In late 2009-early 2010 the name of the ministry was changed to Life International, and the title "church" (which had been a staple in the previous names, Miracle Life Church and Life Community Church) was dropped.

He is the Chairman of the FirstBanc Group (A financial services group of companies) and Fletcher Holdings International which has interests in mining, financial services, and media industries.

==Public life==
Fletcher is the Suapolor of the ethnic Se (Shai) people. He uses the titles "His Royal Majesty Drolor Bosso Adamtey I", "Nene Adamtey I" or "King Adamtey I", in relation to this role, and crowned in 1999 and gazetted.

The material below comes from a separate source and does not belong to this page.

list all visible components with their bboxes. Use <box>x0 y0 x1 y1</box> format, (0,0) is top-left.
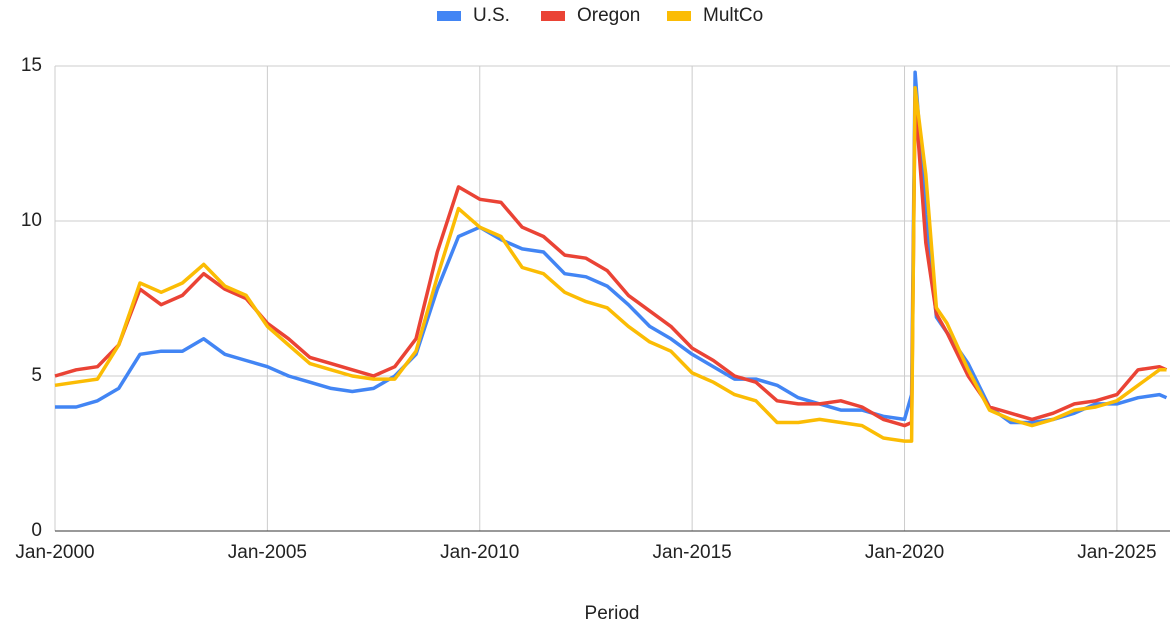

Fletcher is the chair to a number of corporate boards including FirstBanC Financial Services Ltd and former chair of Ghanaian TV Network TV3. King Adamtey I was the first African leader to be keynote speaker at the World Public Forum (WPF) held in Rhodes, Greece, guest speaker at the Global Forum addressing the power and importance of technology and sustainable development in Africa, as well as participated in the African Presidential Roundtable in Berlin, Germany

In April 2014, Fletcher became Chancellor of The University of Professional Studies, Accra (UPSA), using his platform to encourage universities to include programs relevant in specialized fields like petroleum, agriculture, and allied health- contributing to the unemployment crisis facing the continent.
Fletcher holds a doctorate degree in education, Philosophy and Theology. Fletcher believes strongly that education is the key to the success of the African continent

He was knighted in Malta in 2009 by the self-styled order Knights Hospitallers of the Sovereign Order of St John of Jerusalem. As a traditional African ruler, Fletcher became the third highest ranking knight in the order. Nevertheless, there was controversy when a mass planned to commemorate the event was cancelled after the Sovereign Military Order of Malta informed the church rector that the organization that had knighted Fletcher was a "false order", distinct from the real "Knights of Malta".

==Publications==
Fletcher has written several books, including I Have Seen the Kingdom, When Kings Pray and Fast, A Place Called There, and The Power and Influence of a Woman. His most recent book, Who Says You Can't?, was released in January 2009.